Während Nagolder Klimaaktivisten um Ex-Stadtrat Ulrich Hartmann zu einer Demonstration vor Ort aufrufen und damit auch die aus ihrer Sicht unzureichende Klimaschutzpolitik der Stadt im Visier haben, nimmt Nagolds Oberbürgermeister Jürgen Großmann seinen Gemeinderat in Schutz vor den verbalen Angriffen. Der OB spricht sogar offen von einer "Beleidigung" des Gremiums – und verweist auf eine lange Liste an städtischen Aktivitäten zum Klimaschutz.
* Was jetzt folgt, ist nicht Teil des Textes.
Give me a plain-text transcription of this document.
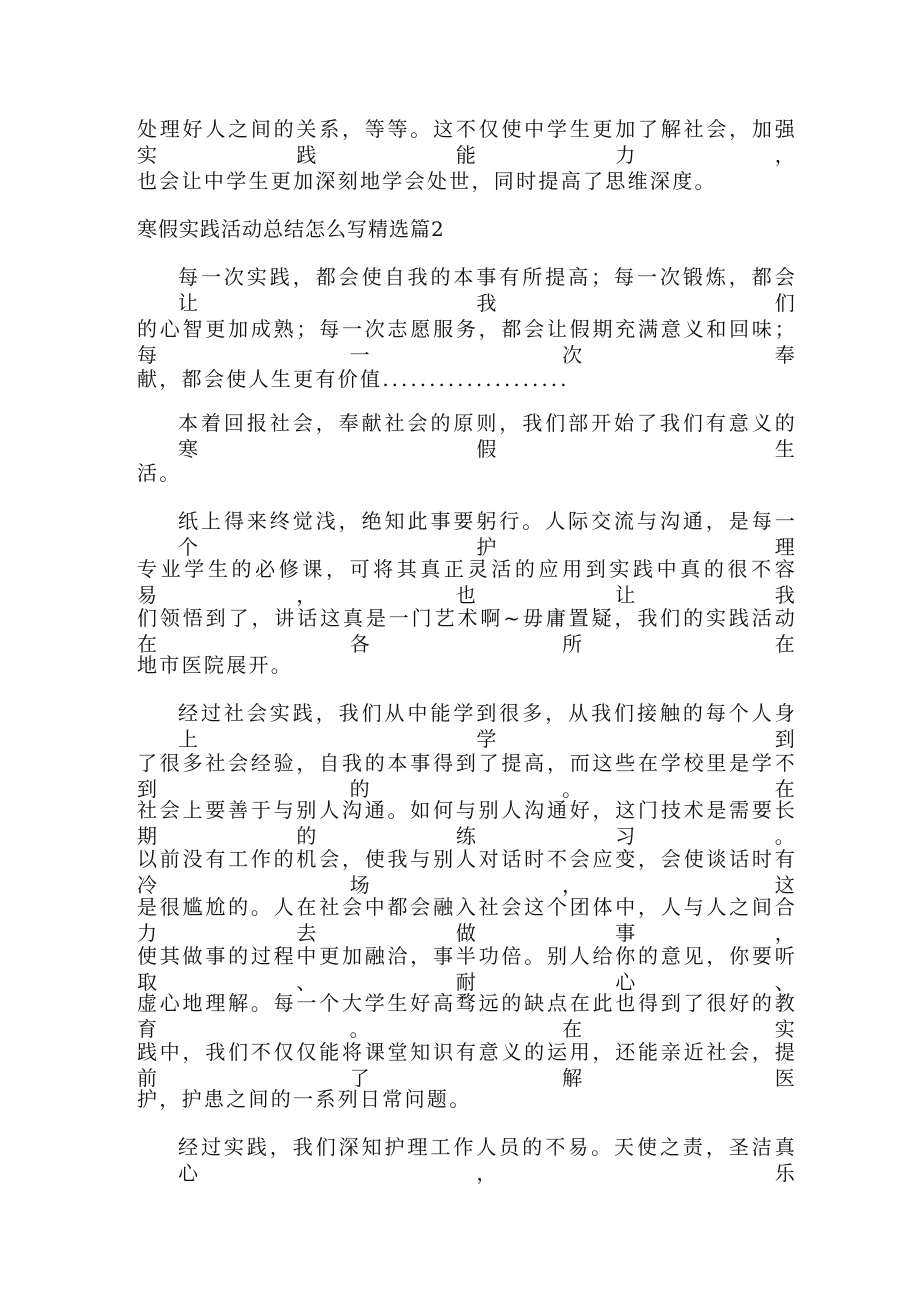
处理好人之间的关系，等等。这不仅使中学生更加了解社会，加强实践能力，
也会让中学生更加深刻地学会处世，同时提高了思维深度。
寒假实践活动总结怎么写精选篇2
每一次实践，都会使自我的本事有所提高；每一次锻炼，都会让我们
的心智更加成熟；每一次志愿服务，都会让假期充满意义和回味；每一次奉
献，都会使人生更有价值....................
本着回报社会，奉献社会的原则，我们部开始了我们有意义的寒假生
活。
纸上得来终觉浅，绝知此事要躬行。人际交流与沟通，是每一个护理
专业学生的必修课，可将其真正灵活的应用到实践中真的很不容易，也让我
们领悟到了，讲话这真是一门艺术啊~毋庸置疑，我们的实践活动在各所在
地市医院展开。
经过社会实践，我们从中能学到很多，从我们接触的每个人身上学到
了很多社会经验，自我的本事得到了提高，而这些在学校里是学不到的。在
社会上要善于与别人沟通。如何与别人沟通好，这门技术是需要长期的练习。
以前没有工作的机会，使我与别人对话时不会应变，会使谈话时有冷场，这
是很尴尬的。人在社会中都会融入社会这个团体中，人与人之间合力去做事，
使其做事的过程中更加融洽，事半功倍。别人给你的意见，你要听取、耐心、
虚心地理解。每一个大学生好高骛远的缺点在此也得到了很好的教育。在实
践中，我们不仅仅能将课堂知识有意义的运用，还能亲近社会，提前了解医
护，护患之间的一系列日常问题。
经过实践，我们深知护理工作人员的不易。天使之责，圣洁真心，乐
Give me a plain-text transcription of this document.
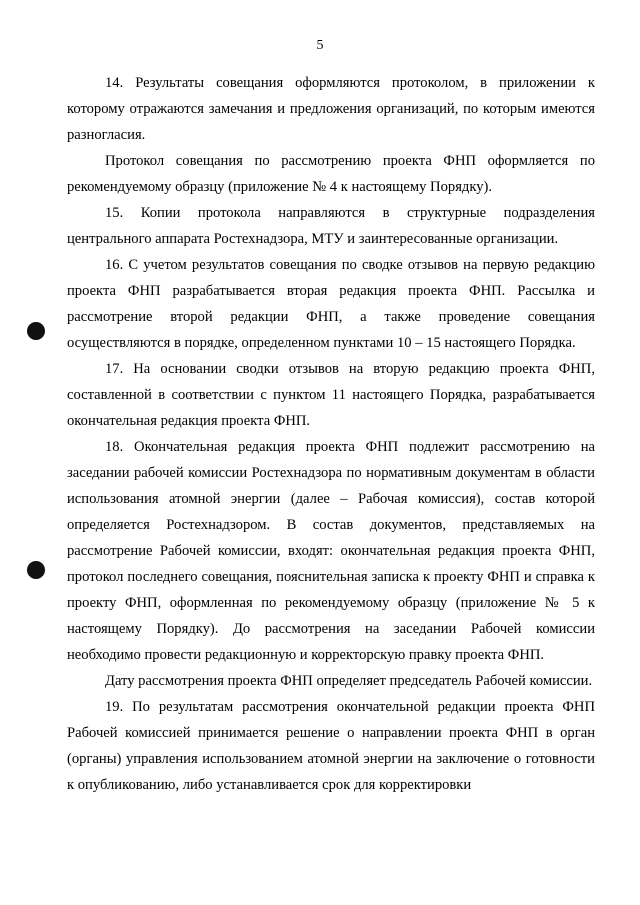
5

14. Результаты совещания оформляются протоколом, в приложении к которому отражаются замечания и предложения организаций, по которым имеются разногласия.

Протокол совещания по рассмотрению проекта ФНП оформляется по рекомендуемому образцу (приложение № 4 к настоящему Порядку).

15. Копии протокола направляются в структурные подразделения центрального аппарата Ростехнадзора, МТУ и заинтересованные организации.

16. С учетом результатов совещания по сводке отзывов на первую редакцию проекта ФНП разрабатывается вторая редакция проекта ФНП. Рассылка и рассмотрение второй редакции ФНП, а также проведение совещания осуществляются в порядке, определенном пунктами 10 – 15 настоящего Порядка.

17. На основании сводки отзывов на вторую редакцию проекта ФНП, составленной в соответствии с пунктом 11 настоящего Порядка, разрабатывается окончательная редакция проекта ФНП.

18. Окончательная редакция проекта ФНП подлежит рассмотрению на заседании рабочей комиссии Ростехнадзора по нормативным документам в области использования атомной энергии (далее – Рабочая комиссия), состав которой определяется Ростехнадзором. В состав документов, представляемых на рассмотрение Рабочей комиссии, входят: окончательная редакция проекта ФНП, протокол последнего совещания, пояснительная записка к проекту ФНП и справка к проекту ФНП, оформленная по рекомендуемому образцу (приложение № 5 к настоящему Порядку). До рассмотрения на заседании Рабочей комиссии необходимо провести редакционную и корректорскую правку проекта ФНП.

Дату рассмотрения проекта ФНП определяет председатель Рабочей комиссии.

19. По результатам рассмотрения окончательной редакции проекта ФНП Рабочей комиссией принимается решение о направлении проекта ФНП в орган (органы) управления использованием атомной энергии на заключение о готовности к опубликованию, либо устанавливается срок для корректировки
Nagold - Duplizität der Ereignisse: Als Uli Hartmann am Montag die geplante Demo wegen der Corona-Schutzbestimmungen absagt, bläst das Stadtoberhaupt zur medialen Gegenoffensive. Denn das, was die Klimaschützer der Stadt vorwerfen, will er so nicht auf sich und dem Stadtrat sitzen lassen. Zum Pressegespräch kommt auch Christopher Knall (31), seit anderthalb Jahren Klimaschutzmanager und ÖPNV-Beauftragter der Stadt. Und OB Großmann nimmt kein Blatt vor den Mund: "Das geht in eine Richtung", sagt er mit Blick auf die Klimaaktivisten, "die gar nichts bringt. Wir können keine Kohlekraftwerke abschalten".